En apparence, les 1,8 million de Gabonais et étrangers vivant dans le pays ont repris une vie normale après la validation de la victoire d’Ali Bongo par la Cour constitutionnelle, qui a rejeté le recours de Jean Ping le 23 septembre.
Tous les barrages ont progressivement été levés à Libreville autour du palais présidentiel sur le front de mer. Versée en septembre et octobre aux forces de sécurité, une « prime exceptionnelle de réquisition » n’a pas été reconduite en novembre.
Investi pour un second septennat, le président Bongo, que l’opposition accusait de ne plus oser sortir de Libreville, a repris ses déplacements à Marrakech pour la COP22, à Malabo pour une rencontre Afrique/Monde arabe et à Madagascar ce week-end pour le sommet de la Francophonie.
Après bien des reports, la rentrée scolaire dans les établissements publics a finalement eu lieu le 31 octobre.
Diplomates, chefs d’entreprises, hommes et femmes de la rue, le constat est pourtant unanime: non, tout n’est pas rentré dans l’ordre.
Jean Ping continue de se proclamer le « président élu ». Au moins un opposant, l’ex-député Betrand Zibi qui avait publiquement défié Ali Bongo fin juillet, est toujours en prison. L’ex-ministre de la Justice Séraphin Moundounga s’est réfugié en France après sa démission lors des troubles de septembre.
– Forfaiture –
Ex-puissance coloniale, la France surveille d’un oeil inquiet ses intérêts à Libreville (ressortissants, base militaire et entreprises). « Il est vrai que la situation politique du Gabon nous préoccupe, notamment sur le plan sécuritaire », a déclaré mercredi à l’Assemblée nationale le ministre français des Affaires étrangères, Jean-Marc Ayrault: « car aujourd?hui il y a bien une crise politique, dont il faut pouvoir sortir sans violence ».
Lors d’une rencontre avec le président Bongo à Marrakech, la sous-secrétaire d’Etat américaine aux Affaires africaines, Linda Thomas-Greenfield, a jugé nécessaire « une forme de stabilité pour permettre un regain d’intérêt des entreprises américaines au Gabon ».
Nommé en septembre, le nouveau Premier ministre Emmanuel Issoze-Ngondet devait former un gouvernement d’ouverture et lancer un « dialogue national » avec l’opposition avant la tenue des élections législatives prévues en principe fin décembre.
L’ouverture s’est limitée à un ex-petit candidat à l’élection présidentielle, Bruno Ben Moubamba (0,5% des voix), promu vice-Premier ministre en charge du Logement. Le gouvernement peut aussi mettre à l’actif de ses « prises de guerre » l’ex-directeur de campagne de Jean Ping, René Ndemezo’o Obiang, qui a accepté la main tendue d’Ali Bongo.

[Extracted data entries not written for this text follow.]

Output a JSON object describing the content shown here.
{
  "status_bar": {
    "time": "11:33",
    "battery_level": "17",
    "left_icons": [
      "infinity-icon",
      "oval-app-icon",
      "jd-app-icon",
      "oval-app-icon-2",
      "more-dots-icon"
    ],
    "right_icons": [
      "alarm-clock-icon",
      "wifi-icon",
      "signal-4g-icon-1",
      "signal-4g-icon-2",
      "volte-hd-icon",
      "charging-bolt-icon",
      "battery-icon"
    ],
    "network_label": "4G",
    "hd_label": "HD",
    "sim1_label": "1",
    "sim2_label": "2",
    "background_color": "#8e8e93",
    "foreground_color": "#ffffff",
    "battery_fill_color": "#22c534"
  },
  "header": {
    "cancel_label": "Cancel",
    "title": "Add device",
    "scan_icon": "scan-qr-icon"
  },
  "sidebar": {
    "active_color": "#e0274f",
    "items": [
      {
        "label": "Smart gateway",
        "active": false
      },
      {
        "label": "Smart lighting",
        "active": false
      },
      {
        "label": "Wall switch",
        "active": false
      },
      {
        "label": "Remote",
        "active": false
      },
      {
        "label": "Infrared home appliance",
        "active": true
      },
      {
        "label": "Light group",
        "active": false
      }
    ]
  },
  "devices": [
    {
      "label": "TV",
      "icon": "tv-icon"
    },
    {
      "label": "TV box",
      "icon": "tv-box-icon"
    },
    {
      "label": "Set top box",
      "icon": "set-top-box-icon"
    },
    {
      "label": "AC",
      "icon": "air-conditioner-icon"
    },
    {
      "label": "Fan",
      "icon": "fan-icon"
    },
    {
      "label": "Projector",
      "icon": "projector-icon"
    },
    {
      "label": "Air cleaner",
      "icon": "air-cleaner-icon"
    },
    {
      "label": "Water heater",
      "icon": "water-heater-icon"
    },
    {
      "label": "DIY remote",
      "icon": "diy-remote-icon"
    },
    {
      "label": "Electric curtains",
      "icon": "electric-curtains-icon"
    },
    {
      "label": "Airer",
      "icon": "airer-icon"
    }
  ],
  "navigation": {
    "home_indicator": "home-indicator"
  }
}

Mais malgré quelques flottements, le « front du refus » tient toujours. « Nous ne prendrons pas part au dialogue national », affirme à l’AFP le président de l’Union nationale (UN), Zacharie Myboto, artisan de l’alliance des ténors de l’opposition autour de la candidature de Jean Ping. « On ne va pas légitimer la forfaiture d’Ali Bongo ».
Faute de « dialogue », les élections législatives sont reportées de facto, de l’aveu même de plusieurs ministres.
L’opposition promet une nouvelle démonstration de force avec le retour prévu ce samedi de Jean Ping après une tournée d’un mois en France et aux Etats-Unis où il a plaidé sa cause.
M. Ping devrait dire qu’il attend avec impatience la présentation du rapport final de la mission électorale de l’Union européenne (UE) annoncée début décembre à Libreville. Le pré-rapport dénonçait des « anomalies évidentes » dans les résultats du scrutin.
C’est dans ce contexte que le Gabon s’apprête à accueillir la Coupe d’Afrique des Nations (CAN-2017) de football du 14 janvier au 5 février.
La puissance organisatrice, la Confédération africaine de football (CAF), s’est sentie obligée de démentir des « rumeurs persistantes » d’une « délocalisation » de la CAN dans un autre pays. Le pouvoir promet que les stades seront prêts en temps et en heure – un signe, espère-t-il, du retour à la normale.